Director Of Ukrainian Library In Moscow Receives Suspended Term

MOSCOW, Russia -- A Russian court on Monday sentenced a former director of the Library of Ukrainian Literature in Moscow to a four-year suspended prison term for inciting hatred toward Russians and embezzling public funds, in a case that her lawyers described as an attack on cultural figures with ties to Ukraine.


Natalia Sharina, the ex-director of the Library of Ukrainian Literature, after being sentenced in Moscow on anti-Russian charges.

The court ruled that Natalia G. Sharina purchased anti-Russian books and other materials and put them on the library’s shelves to help Ukrainian nationalists get a foothold in Moscow.

Her lawyers said that they would appeal the sentence in Russian courts and also seek redress in the European Court of Human Rights.

During the trial last week, Mrs. Sharina — who has been under house arrest since October 2015 — said she lacked any motive or intent to influence people’s views.

Under her sentence, Mrs. Sharina will not have to serve time in jail, but must report to law enforcement authorities from time to time.

“I am absolutely not guilty of anything,” Mrs. Sharina said.

“Nobody gave a library director the right, moreover the responsibility, to censor legally published books.”

Mrs. Sharina’s lawyers, Ivan Pavlov and Yevgeny Smirnov, contended that the books were planted when armed security officers raided the library in 2015.

During the raid, law enforcement officials seized books written by the Ukrainian nationalist Dmytro Korchynsky, as well as a children’s magazine and other materials.

According to Mrs. Sharina’s lawyers, she suffered a severe spinal injury while being transported from the library to her appearance before an investigative committee.

The state prosecutor argued that it was Mrs. Sharina’s obligation to filter all incoming books and destroy any anti-Russian ones.

“The accused is part of a complicated mechanism aimed at denigrating and discrediting the Russian culture,” said the prosecutor, Lyudmila A. Balandina, in her closing statement in court.

She added: “This can affect any of us. The Ukrainian nationalism, which went hand in hand with German Nazism, is on the rise again.”

After the sentence was announced, Mrs. Sharina said that the prosecutor’s remarks confirmed that the case was politically driven.

“The prosecutor, in fact, confirmed that the case was political,” Mrs. Sharina said on Monday to a group of journalists who followed the case.

“In several decades, this case will be remembered as the symbol of 2017.”

Yevgeny F. Tarasov, a prosecution expert and a psycholinguist at the Russian Academy of Sciences who studied the materials for the trial, said that one of the stories in the children’s magazine depicts the conflict in eastern Ukraine as a “war of Ukrainians against Russians, who, purportedly, crossed into the Ukrainian territory.”
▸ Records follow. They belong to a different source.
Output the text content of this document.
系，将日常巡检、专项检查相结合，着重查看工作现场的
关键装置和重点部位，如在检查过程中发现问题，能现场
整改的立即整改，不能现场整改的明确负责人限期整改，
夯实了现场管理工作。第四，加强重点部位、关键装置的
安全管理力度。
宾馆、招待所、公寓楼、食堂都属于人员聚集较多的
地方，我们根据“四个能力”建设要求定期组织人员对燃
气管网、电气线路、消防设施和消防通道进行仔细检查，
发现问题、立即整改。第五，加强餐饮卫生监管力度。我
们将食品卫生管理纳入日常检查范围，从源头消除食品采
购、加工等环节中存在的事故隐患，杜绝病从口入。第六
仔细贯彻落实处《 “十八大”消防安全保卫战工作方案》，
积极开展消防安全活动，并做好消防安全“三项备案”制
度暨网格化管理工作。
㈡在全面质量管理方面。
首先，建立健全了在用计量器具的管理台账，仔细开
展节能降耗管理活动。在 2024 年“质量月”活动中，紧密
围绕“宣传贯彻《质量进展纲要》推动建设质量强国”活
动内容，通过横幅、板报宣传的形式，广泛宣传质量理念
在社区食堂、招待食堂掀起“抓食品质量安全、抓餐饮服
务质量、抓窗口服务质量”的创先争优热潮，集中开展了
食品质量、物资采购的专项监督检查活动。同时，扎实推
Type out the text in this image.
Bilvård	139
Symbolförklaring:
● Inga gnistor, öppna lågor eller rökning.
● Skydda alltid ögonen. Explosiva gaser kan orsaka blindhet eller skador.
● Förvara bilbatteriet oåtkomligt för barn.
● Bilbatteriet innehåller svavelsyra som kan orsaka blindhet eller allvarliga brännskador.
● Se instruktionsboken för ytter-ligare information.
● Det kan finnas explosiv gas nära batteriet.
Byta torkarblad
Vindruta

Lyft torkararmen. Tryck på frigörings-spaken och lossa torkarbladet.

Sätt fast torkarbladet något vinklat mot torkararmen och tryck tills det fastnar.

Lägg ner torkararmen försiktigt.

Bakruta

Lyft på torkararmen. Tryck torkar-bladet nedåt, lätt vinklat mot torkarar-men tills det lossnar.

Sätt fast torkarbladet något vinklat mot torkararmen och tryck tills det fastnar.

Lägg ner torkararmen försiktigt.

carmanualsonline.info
He called the magazine an “anti-Russian” publication that incites “interethnic enmity and hatred.”

The library, which has a collection of more than 25,000 Ukrainian books, was targeted by the Russian authorities almost every time bilateral relations between Moscow and Kiev soured.

After the Crimea annexation by Moscow in 2014 and the flare-up of Kremlin-backed insurgency in Ukraine’s east, both governments began to gradually cut cultural and other links between the two countries.

Direct flights were abolished in 2015.

Most recently, President Petro O. Poroshenko of Ukraine banned major Russian social networks and internet services.

The Russian human rights group Memorial declared Ms. Sharina a political prisoner.

Many prominent Russian cultural figures signed letters in her defense and asked the government to stop the attack against the library.

When asked about the case, President Vladimir V. Putin of Russia promised to look into it and vowed that the library must be preserved.

Six months after the raid, Mrs. Sharina was also charged with embezzling public funds.

The investigators accused her of using, for her own benefit, the services of a lawyer that the library hired to protect its interests.

They also accused her of hiring two legal assistants with the aim of pocketing their salaries.

Mrs. Sharina denied all charges.

Founded in 1989 as a department of a Moscow library and then turned into a separate institution in 2000, the Library of Ukrainian Literature was one of the few remaining cultural links between Russia and Ukraine.

“The library had a huge importance for Russian-Ukrainian relations,” Mrs. Sharina said in court.

“It is a pity that a cultural institution that was created by the best representatives of Ukraine in Russia was destroyed.”

After an uproar in Ukraine, the Russian government said that it would preserve the library’s collection, but now it is being merged with the library of foreign literature in Moscow.